La flotte combinée arriva devant Gibraltar, dans la baie d’Algéziras, qu’elle remplissait
presque dans son entier.
Au grand jour de l’attaque, les batteries flottantes s’avancèrent fièrement le long de la plage
ennemie ; elles y jetèrent des ancres de l’avant et de l’arrière tenues par des chaînes de fer,
pour que le canon de la place ne pût déranger leur direction, et abattirent leurs mâts pour s’ôter
tout moyen de retraite, et priver l’ennemi de la satisfaction de les briser. La journée était
magnifique.
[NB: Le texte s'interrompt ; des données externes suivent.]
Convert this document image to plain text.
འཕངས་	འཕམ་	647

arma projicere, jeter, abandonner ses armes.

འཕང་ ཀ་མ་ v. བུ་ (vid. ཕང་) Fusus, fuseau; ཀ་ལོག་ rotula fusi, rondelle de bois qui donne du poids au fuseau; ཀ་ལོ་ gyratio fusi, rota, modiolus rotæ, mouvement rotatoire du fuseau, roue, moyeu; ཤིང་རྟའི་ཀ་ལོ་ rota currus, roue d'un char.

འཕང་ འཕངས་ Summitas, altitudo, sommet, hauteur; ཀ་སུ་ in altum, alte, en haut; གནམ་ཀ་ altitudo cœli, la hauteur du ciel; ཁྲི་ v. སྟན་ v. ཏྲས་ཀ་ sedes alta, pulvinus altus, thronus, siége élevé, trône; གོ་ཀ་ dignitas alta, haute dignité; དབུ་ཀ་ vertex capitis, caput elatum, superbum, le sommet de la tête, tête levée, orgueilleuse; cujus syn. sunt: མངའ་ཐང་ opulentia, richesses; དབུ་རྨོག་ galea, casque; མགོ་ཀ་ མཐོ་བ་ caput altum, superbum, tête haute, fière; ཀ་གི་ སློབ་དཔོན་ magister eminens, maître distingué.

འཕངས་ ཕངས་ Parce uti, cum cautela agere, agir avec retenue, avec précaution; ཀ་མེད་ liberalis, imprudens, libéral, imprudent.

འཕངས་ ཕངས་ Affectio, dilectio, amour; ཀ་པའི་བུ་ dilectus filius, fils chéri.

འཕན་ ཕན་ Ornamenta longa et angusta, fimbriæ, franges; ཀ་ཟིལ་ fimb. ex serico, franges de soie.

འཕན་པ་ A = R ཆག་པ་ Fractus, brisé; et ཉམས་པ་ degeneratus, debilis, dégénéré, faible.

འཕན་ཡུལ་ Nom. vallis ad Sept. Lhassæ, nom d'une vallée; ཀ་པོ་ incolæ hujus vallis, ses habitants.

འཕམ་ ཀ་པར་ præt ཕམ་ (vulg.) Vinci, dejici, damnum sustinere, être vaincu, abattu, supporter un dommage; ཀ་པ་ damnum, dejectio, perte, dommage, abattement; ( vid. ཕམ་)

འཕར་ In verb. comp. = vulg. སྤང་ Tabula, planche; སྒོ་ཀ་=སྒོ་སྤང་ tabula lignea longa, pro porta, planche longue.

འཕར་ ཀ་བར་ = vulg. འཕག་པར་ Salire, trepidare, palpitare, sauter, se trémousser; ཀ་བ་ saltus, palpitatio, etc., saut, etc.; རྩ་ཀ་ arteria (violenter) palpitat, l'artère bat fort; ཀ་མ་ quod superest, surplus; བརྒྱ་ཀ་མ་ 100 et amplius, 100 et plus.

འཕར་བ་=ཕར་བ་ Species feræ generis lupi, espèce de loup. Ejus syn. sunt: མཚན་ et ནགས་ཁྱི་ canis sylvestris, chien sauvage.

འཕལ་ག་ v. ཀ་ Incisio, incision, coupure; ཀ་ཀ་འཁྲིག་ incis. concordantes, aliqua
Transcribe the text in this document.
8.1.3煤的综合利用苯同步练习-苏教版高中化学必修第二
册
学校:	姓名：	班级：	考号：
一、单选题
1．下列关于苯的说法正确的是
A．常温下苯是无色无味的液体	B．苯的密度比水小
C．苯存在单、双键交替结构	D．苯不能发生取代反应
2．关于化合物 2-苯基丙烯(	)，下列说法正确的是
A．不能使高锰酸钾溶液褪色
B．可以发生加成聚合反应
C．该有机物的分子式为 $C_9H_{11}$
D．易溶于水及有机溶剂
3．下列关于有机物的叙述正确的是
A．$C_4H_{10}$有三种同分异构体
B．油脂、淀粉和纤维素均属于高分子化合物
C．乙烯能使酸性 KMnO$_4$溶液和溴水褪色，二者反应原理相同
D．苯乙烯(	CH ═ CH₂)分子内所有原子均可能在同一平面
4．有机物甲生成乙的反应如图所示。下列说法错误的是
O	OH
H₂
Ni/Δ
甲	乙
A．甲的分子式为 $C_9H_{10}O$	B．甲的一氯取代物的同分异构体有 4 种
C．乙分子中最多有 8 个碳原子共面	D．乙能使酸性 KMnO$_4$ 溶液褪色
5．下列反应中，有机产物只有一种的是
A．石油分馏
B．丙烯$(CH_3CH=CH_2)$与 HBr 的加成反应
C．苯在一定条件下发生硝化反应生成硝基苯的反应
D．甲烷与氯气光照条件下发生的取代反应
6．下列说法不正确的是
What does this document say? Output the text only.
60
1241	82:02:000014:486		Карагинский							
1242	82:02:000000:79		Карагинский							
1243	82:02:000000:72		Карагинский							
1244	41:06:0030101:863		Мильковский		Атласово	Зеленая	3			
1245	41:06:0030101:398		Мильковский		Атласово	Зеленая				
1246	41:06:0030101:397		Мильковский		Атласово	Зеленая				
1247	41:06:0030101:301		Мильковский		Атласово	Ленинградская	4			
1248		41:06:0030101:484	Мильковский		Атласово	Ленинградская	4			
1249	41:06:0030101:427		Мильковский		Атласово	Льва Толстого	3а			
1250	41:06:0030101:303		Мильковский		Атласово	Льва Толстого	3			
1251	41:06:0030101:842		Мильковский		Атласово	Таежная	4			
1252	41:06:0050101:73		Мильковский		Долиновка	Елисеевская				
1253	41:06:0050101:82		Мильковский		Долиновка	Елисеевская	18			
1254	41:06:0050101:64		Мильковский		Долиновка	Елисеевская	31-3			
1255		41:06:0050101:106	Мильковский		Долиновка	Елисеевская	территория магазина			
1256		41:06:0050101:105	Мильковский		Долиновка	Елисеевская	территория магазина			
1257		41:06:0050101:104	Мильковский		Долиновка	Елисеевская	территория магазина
Les batteries flottantes, les lignes de Saint-Roch et les innombrables batteries de
Gibraltar faisaient vomir à la fois plusieurs milliers de bouches à feu, et présentaient à la flotte,
bénévolement spectatrice, une des scènes les plus terribles et les plus sublimes.

Cependant on ne tarda pas à prévoir que l’ingénieur français s’était étrangement mépris :
dès le milieu du jour, la fumée s’éleva de la plupart des batteries flottantes, et il devint évident
qu’elles finiraient inévitablement par être la proie des flammes, et que tout y périrait sans que
l’on pût y porter aucun secours. Heureusement elles se maintinrent jusqu’à la nuit, et alors tous
les vaisseaux envoyèrent leurs embarcations pour sauver du moins les équipages. C’est là que
notre jeune marin, avec ses quinze ans, reçut le baptême du feu sur la chaloupe qu’il
commandait ; son début se fit au sein du péril le plus imminent. L’approche des batteries
flottantes était littéralement sous une grêle de bombes et de boulets.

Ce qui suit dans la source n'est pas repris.